Pankratov, the economy minister, said government coffers will enjoy a windfall as Kyrgyzstan stands to receive 1.9 percent of customs fees gathered collectively by the economic bloc. “This is a very good figure, which will earn the budget a lot of money. The figure of 1.9 percent is set for three years, after which it will expire and be revised depending on what kinds of goods were exported,” Pankratov said.
Officials with the Eurasian Economic Commission – the regulatory body of the EEU – are more sanguine about the developments to come. Addressing several government representatives at a roundtable in Bishkek in mid-July, the deputy head of the commission’s macroeconomic policy department, Andrei Lipin, said it would take five years to fully assess the impact of Kyrgyzstan’s EEU membership on trade. Weak data-gathering has made evaluating long-term economic impact problematic, Lipin said. “The lack of quality information is very strongly felt,” he said.

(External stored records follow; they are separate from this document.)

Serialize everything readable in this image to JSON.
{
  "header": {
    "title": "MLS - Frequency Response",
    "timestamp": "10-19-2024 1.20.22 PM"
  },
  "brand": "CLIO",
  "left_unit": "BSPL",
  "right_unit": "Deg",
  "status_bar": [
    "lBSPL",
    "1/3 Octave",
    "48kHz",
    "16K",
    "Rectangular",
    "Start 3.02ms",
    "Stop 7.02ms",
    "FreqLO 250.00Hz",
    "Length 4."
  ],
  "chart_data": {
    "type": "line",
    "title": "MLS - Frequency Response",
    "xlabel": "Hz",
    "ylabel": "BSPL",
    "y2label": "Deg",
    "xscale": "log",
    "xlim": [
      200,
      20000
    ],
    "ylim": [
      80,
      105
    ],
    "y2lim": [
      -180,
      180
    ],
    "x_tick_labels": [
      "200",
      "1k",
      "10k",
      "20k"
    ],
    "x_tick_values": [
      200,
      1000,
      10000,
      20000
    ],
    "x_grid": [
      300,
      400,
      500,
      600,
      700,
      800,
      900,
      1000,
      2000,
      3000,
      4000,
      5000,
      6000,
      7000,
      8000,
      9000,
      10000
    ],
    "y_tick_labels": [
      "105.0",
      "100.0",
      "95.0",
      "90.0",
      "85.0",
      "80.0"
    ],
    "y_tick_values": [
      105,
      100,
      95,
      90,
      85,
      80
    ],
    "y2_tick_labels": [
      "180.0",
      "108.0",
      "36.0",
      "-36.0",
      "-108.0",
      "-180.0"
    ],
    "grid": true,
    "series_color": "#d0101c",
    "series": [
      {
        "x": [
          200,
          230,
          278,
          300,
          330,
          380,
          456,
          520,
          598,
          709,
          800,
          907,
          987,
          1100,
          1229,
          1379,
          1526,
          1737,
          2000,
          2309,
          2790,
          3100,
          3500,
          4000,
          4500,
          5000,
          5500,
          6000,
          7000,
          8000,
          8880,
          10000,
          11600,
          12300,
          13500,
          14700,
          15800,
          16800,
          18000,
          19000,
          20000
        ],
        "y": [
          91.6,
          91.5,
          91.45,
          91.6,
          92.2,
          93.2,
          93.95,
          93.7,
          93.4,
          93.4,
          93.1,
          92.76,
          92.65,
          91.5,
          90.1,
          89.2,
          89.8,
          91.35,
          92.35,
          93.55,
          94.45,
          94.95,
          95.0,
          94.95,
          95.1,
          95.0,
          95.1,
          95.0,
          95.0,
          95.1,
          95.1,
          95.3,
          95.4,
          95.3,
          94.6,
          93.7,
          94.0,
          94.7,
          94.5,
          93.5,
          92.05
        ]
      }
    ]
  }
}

There is some consensus about some of the more immediate effects.
With the introduction of an EEU common external tariff, prices across the board are likely to increase. Prime Minister Temir Sariyev predicted last year, while he was serving as economy minister, that average retail prices could increase by 10-15 percent following EEU accession. That rise will be above the average figure for automobiles and electronic wares.
Were there broad support for EEU membership, authorities might be confident in riding out the political fallout of such an effect, but opinion polls are discouraging. An annual survey on Eurasian integration conducted by the Eurasian Development Bank in 2014 showed that support for EEU accession in Kyrgyzstan had fallen to 50 percent from 67 percent in the space of a year. “The level of negative attitudes has doubled, which is a worrying sign,” the bank said in a statement detailing the survey results.
The next few months are likely be a politically sensitive time for Kyrgyzstan, as parliamentary elections beckon. Such a vote would be a formality in most Central Asian nations, where the executive branches of government tend to dominate the legislative. But Kyrgyzstan is ostensibly a parliamentary republic, and rival political forces in the country are sure to try to politically capitalize on any downturn in quality of life.
The man on the street is content for now to shrug his shoulders. “They’ve made their plan and it’s according to that plan that they’ll operate,” said Kasimi at Kara-Suu market. “In the end, we’ll see if it works.”
Peter Leonard is Eurasianet’s Central Asia editor.